The Bank of Ghana (BoG) is set to increase the amount of foreign exchange supplied to the market under its Forex Intermediation Programme, with plans to auction up to US$1.2 billion in June 2026.
The latest intervention represents an increase from the US$1 billion sold in May and comes at a time when the cedi continues to face pressure against major international currencies.
According to information available to SweetFMOnline, the central bank has informed commercial banks that future monthly auction volumes will be determined by prevailing market conditions.
While it remains unclear whether the increased allocation was directly triggered by recent currency depreciation, the move is expected to provide additional liquidity to the foreign exchange market.
New Framework to Guide FX Operations
In a circular issued to licensed banks, the Bank of Ghana indicated that its interventions will be guided by a newly approved foreign exchange operations framework.
The central bank explained that the framework is designed to support reserve accumulation while ensuring that foreign exchange interventions remain available to curb excessive market volatility when necessary.
The framework also complements the Bank’s foreign exchange intermediation activities under the Domestic Gold Purchase Programme.
BoG noted that all forex sales in May were conducted through twice-weekly spot auctions accessible to all licensed banks and stressed that no direct foreign exchange interventions were undertaken during the period.

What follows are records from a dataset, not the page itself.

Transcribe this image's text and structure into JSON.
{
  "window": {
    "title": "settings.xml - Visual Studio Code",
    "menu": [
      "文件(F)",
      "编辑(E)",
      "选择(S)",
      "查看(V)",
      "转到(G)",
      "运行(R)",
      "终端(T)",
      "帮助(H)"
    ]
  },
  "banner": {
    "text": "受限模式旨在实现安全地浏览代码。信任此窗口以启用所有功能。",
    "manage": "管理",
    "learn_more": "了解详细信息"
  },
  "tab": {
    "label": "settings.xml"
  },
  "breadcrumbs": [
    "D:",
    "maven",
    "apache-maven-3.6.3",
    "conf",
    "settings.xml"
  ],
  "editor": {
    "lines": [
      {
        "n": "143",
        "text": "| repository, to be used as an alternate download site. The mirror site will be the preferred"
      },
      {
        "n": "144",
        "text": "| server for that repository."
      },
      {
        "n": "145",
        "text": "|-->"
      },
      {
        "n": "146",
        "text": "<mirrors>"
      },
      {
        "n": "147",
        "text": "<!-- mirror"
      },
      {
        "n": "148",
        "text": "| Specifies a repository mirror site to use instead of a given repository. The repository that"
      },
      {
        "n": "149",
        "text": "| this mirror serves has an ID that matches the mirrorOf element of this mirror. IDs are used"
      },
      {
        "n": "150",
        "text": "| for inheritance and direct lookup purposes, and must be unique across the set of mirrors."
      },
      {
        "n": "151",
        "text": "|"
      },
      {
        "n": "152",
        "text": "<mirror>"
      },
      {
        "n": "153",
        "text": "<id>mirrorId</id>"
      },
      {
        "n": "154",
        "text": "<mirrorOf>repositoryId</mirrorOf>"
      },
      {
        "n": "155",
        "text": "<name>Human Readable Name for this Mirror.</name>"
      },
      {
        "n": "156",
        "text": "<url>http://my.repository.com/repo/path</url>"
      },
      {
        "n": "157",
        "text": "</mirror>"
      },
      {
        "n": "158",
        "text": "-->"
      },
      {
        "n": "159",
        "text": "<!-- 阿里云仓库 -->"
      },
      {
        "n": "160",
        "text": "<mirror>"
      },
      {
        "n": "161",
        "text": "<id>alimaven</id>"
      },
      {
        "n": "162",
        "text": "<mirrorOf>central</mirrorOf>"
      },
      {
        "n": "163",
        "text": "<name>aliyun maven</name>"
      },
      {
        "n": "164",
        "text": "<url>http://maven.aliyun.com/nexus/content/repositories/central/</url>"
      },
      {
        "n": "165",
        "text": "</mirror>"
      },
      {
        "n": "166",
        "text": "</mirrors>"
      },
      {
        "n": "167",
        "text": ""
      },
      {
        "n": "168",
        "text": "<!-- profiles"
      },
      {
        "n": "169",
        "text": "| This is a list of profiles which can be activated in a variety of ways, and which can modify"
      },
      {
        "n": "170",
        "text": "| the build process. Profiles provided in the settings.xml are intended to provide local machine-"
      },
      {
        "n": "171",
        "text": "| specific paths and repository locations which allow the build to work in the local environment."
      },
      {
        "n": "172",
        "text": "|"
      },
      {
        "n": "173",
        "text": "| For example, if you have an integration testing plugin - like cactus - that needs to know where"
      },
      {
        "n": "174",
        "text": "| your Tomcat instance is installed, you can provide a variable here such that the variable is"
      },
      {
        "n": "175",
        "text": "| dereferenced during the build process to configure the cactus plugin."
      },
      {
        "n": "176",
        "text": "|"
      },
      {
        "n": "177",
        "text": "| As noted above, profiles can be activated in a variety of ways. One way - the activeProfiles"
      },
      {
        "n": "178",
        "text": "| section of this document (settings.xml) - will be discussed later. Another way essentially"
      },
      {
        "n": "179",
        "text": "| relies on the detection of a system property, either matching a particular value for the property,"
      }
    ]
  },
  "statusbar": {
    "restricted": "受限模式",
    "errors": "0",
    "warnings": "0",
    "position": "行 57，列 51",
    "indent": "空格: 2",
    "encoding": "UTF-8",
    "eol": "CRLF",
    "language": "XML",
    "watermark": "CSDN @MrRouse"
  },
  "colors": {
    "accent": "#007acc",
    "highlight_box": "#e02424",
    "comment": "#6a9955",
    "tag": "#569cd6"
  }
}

The central bank further reaffirmed its commitment to transparency, promising to continue publishing relevant information on its forex market operations.
Data from the Bank of Ghana shows that the cedi has depreciated by 10.91 percent against the US dollar since the beginning of the year.

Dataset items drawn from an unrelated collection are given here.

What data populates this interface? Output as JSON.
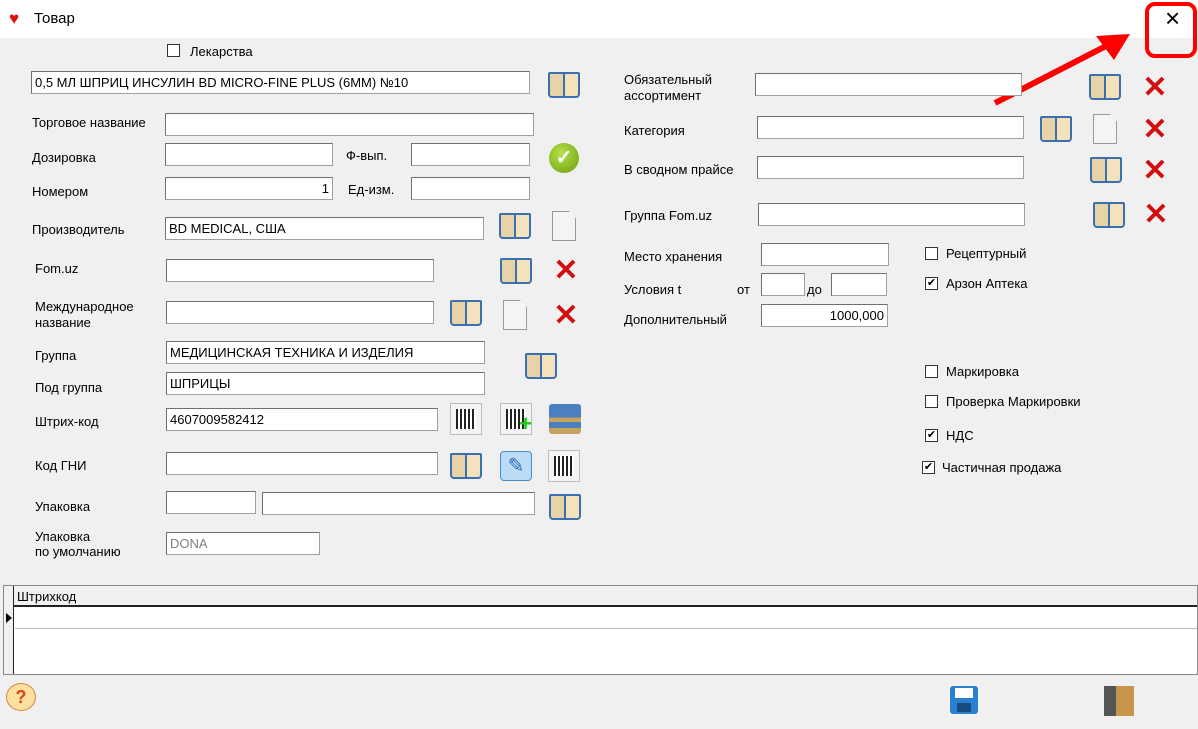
{
  "window": {
    "title": "Товар",
    "close": "×"
  },
  "left": {
    "lekarstva": {
      "label": "Лекарства",
      "checked": false
    },
    "name_value": "0,5 МЛ ШПРИЦ ИНСУЛИН BD MICRO-FINE PLUS (6MM) №10",
    "trade_name": {
      "label": "Торговое название",
      "value": ""
    },
    "dosage": {
      "label": "Дозировка",
      "value": ""
    },
    "form": {
      "label": "Ф-вып.",
      "value": ""
    },
    "number": {
      "label": "Номером",
      "value": "1"
    },
    "unit": {
      "label": "Ед-изм.",
      "value": ""
    },
    "manufacturer": {
      "label": "Производитель",
      "value": "BD MEDICAL, США"
    },
    "fom": {
      "label": "Fom.uz",
      "value": ""
    },
    "intl_name": {
      "label1": "Международное",
      "label2": "название",
      "value": ""
    },
    "group": {
      "label": "Группа",
      "value": "МЕДИЦИНСКАЯ ТЕХНИКА И ИЗДЕЛИЯ"
    },
    "subgroup": {
      "label": "Под группа",
      "value": "ШПРИЦЫ"
    },
    "barcode": {
      "label": "Штрих-код",
      "value": "4607009582412"
    },
    "gni": {
      "label": "Код ГНИ",
      "value": ""
    },
    "pack": {
      "label": "Упаковка",
      "value1": "",
      "value2": ""
    },
    "default_pack": {
      "label1": "Упаковка",
      "label2": "по умолчанию",
      "value": "DONA"
    }
  },
  "right": {
    "mandatory": {
      "label1": "Обязательный",
      "label2": "ассортимент",
      "value": ""
    },
    "category": {
      "label": "Категория",
      "value": ""
    },
    "summary_price": {
      "label": "В сводном прайсе",
      "value": ""
    },
    "fom_group": {
      "label": "Группа Fom.uz",
      "value": ""
    },
    "storage": {
      "label": "Место хранения",
      "value": ""
    },
    "conditions": {
      "label": "Условия t",
      "from": "от",
      "to": "до",
      "from_value": "",
      "to_value": ""
    },
    "additional": {
      "label": "Дополнительный",
      "value": "1000,000"
    },
    "checks": [
      {
        "label": "Рецептурный",
        "checked": false,
        "mark": ""
      },
      {
        "label": "Арзон Аптека",
        "checked": true,
        "mark": "✔"
      },
      {
        "label": "Маркировка",
        "checked": false,
        "mark": ""
      },
      {
        "label": "Проверка Маркировки",
        "checked": false,
        "mark": ""
      },
      {
        "label": "НДС",
        "checked": true,
        "mark": "✔"
      },
      {
        "label": "Частичная продажа",
        "checked": true,
        "mark": "✔"
      }
    ]
  },
  "grid": {
    "column": "Штрихкод"
  },
  "colors": {
    "annotation": "#ff0000",
    "bg": "#f0f0f0"
  }
}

The central bank attributes much of the pressure to seasonal demand for foreign exchange, particularly from the energy sector amid heightened geopolitical tensions in the Middle East.
Higher global crude oil prices have pushed Ghana’s oil import bill from US$1.6 billion in April 2025 to US$2 billion in April 2026, increasing demand for dollars to finance fuel imports. Demand has also been boosted by multinational companies seeking foreign currency to repatriate dividends during the current payment season.
BoG Assures Market of Adequate Reserves
Despite the recent depreciation, the Bank of Ghana has urged market participants not to panic, maintaining that it possesses sufficient reserves to meet foreign exchange demand.
Gross international reserves stood at approximately US$14.42 billion as of May 2026, providing what analysts describe as a strong buffer against temporary market pressures.
Speaking at the 130th Monetary Policy Committee press briefing, Governor Dr. Johnson Asiama said the current weakness of the cedi is largely seasonal and temporary, adding that the central bank has adequate currency buffers to support stability in the foreign exchange market.